Question

In $x+y+1=0$ and $x+2y+1=0$ are angle bisector of lines ${{L}_{1}}$ and ${{L}_{2}}$ and point $\left( 0,0 \right)$ lies on ${{L}_{1}}$ , then acute angle bisector of ${{L}_{1}}$ and ${{L}_{2}}$ is,
(a) $x+y-1=0$
(b) $x+y+1=0$
(c) $x+2y+1=0$
(d) Data insufficient

Answer 1

Hint: First find the points A, B, C by intersection of sides given in the question. So given an internal angular bisector, the bisector bisects the angle into 2 equal halves hence, it divides the side opposite into 2 parts with ratio of corresponding sides. Equation of angular bisector of two equation of line $ax+by+c=0,dx+ey+f=0$ is given by
$\dfrac{ax+by+c}{\sqrt{{{a}^{2}}+{{b}^{2}}}}=\pm \dfrac{dx+ey+f}{\sqrt{{{d}^{2}}+{{e}^{2}}}}$
These 2 lines become the equations of bisectors.

Complete step-by-step answer:
If two lines from an angle then they have 2 angles bisectors because between 2 lines there are 2 angles possible which are acute and obtuse. So, the 2 lines bisecting these 2 angles between lines $ax+by+c=0,dx+ey+f=0$ are given by
$\dfrac{ax+by+c}{\sqrt{{{a}^{2}}+{{b}^{2}}}}=\pm \dfrac{dx+ey+f}{\sqrt{{{d}^{2}}+{{e}^{2}}}}$
So, the symbol plus or minus denotes 2 equations of bisectors. Out of both any of them may be acute and may be obtuse if one is acute the other is obtuse and vice versa.
The both given bisectors are \[x+y+1=0\] , $x+2y+1=0$ , we need to find out the acute angle bisector from these both.

In the figure we are representing 2 lines and perpendiculars from A. The reason we plotted perpendiculars will be understood in the following solution.
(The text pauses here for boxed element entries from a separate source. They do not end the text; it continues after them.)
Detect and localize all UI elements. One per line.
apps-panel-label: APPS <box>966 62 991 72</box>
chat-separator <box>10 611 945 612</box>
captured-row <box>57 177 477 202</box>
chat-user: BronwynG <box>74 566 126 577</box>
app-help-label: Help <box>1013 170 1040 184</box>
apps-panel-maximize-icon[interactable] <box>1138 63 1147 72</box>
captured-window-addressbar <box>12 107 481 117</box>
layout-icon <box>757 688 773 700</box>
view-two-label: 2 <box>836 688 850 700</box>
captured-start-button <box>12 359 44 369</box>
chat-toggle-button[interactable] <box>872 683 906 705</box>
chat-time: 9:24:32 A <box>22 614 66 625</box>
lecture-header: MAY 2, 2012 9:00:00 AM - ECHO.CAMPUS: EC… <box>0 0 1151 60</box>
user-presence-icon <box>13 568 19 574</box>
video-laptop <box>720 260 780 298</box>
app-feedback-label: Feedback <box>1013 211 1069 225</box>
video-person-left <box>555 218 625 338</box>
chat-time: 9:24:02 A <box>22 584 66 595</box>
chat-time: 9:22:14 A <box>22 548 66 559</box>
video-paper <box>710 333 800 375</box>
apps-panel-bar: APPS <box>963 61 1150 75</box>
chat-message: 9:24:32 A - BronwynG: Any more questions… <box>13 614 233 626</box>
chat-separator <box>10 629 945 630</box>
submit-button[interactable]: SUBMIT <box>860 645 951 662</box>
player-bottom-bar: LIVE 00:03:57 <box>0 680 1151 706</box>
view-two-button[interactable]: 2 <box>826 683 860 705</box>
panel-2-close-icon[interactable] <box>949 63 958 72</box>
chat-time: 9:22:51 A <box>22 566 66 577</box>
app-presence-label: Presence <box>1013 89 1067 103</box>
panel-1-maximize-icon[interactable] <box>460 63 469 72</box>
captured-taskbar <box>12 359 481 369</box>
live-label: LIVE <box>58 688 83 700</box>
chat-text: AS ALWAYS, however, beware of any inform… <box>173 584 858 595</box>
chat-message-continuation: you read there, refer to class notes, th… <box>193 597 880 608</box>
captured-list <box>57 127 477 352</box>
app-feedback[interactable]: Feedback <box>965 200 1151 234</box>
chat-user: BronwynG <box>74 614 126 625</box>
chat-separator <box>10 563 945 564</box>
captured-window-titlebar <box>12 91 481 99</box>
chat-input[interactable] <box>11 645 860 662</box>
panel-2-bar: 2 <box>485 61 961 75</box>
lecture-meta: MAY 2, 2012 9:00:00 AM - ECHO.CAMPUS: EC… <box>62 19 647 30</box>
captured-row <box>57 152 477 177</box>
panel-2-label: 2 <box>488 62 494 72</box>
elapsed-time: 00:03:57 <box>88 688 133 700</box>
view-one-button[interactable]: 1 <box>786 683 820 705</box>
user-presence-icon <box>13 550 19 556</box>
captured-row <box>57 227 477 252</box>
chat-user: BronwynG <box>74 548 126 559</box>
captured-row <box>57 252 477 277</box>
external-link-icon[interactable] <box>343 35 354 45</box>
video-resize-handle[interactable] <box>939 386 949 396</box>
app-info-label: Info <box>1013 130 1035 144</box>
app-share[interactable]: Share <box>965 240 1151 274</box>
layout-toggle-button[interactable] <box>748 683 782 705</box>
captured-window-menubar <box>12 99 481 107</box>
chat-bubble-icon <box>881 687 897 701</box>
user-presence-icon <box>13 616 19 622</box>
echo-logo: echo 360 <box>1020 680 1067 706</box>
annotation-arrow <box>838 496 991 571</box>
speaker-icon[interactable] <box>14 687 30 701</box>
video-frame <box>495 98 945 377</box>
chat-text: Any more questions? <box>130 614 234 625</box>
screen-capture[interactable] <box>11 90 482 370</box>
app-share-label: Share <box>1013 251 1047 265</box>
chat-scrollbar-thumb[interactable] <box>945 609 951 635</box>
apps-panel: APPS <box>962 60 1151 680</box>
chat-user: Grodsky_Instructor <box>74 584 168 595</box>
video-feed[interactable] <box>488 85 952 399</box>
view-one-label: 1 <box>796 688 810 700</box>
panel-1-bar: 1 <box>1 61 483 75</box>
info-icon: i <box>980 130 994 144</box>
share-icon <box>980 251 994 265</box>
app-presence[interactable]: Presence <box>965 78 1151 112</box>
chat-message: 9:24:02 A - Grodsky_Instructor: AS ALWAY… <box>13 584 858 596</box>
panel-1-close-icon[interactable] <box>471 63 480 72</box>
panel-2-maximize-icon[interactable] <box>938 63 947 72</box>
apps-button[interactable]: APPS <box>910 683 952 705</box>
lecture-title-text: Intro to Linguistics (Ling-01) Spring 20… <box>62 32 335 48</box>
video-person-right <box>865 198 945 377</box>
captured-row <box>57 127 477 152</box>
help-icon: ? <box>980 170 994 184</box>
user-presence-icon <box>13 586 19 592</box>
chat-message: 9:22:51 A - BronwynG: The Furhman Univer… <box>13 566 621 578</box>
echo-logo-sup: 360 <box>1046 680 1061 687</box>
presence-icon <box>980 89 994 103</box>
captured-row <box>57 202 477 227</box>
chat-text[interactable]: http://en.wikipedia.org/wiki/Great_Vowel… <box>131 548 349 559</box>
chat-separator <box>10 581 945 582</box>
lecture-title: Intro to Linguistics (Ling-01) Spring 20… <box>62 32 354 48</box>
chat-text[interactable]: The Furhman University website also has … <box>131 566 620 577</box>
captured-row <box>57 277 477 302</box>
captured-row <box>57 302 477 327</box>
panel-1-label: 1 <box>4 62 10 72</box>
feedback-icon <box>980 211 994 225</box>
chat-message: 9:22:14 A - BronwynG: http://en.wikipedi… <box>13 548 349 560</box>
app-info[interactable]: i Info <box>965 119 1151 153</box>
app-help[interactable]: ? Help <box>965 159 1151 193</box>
As given \[\left( 0,0 \right)\] lies on \[{{L}_{1}}\] . we will find the perpendicular distance of \[\left( 0,0 \right)\] to both the lines.
Perpendicular distance of a line \[ax+by+c=0\] from \[\left( h,k \right)\] :
Let the distance be represented by d (for temporary)
\[d=\left| \dfrac{ah+bk+c}{\sqrt{{{a}^{2}}+{{b}^{2}}}} \right|\]
Perpendicular distance of the line \[x+y+1=0\] from \[\left( 0,0 \right)\] .
Let the distance be represented by a.
\[a=\left| \dfrac{0+0+1}{\sqrt{{{1}^{2}}+{{1}^{2}}}} \right|=\dfrac{1}{\sqrt{2}}\]
By simplifying we get the value of a to be $\dfrac{1}{\sqrt{2}}$. Perpendicular distance of the line $x+2y+1=0$ from \[\left( 0,0 \right)\] .
Let the distance be represented by b.
$b=\left| \dfrac{0+0+1}{\sqrt{{{1}^{2}}+{{2}^{2}}}} \right|=\dfrac{1}{\sqrt{5}}$
By simplifying we get b to be $\dfrac{1}{\sqrt{5}}$ .
We have $a$$<$$b$ . So, the sin of angle made will be greater in case of a. So, it will be obtuse. The line $x+2y+1=0$ will be acute. Option (c) is correct.


Note:Be careful while relating the distance to angle. Here, it is opposite/hypotenuse. Since the value of sine of angle is directly proportional to distance. Use the above relation properly as the sine of angle we get will be perpendicular from A / hypotenuse. As hypotenuse is the same we can relate directly to the perpendicular distance.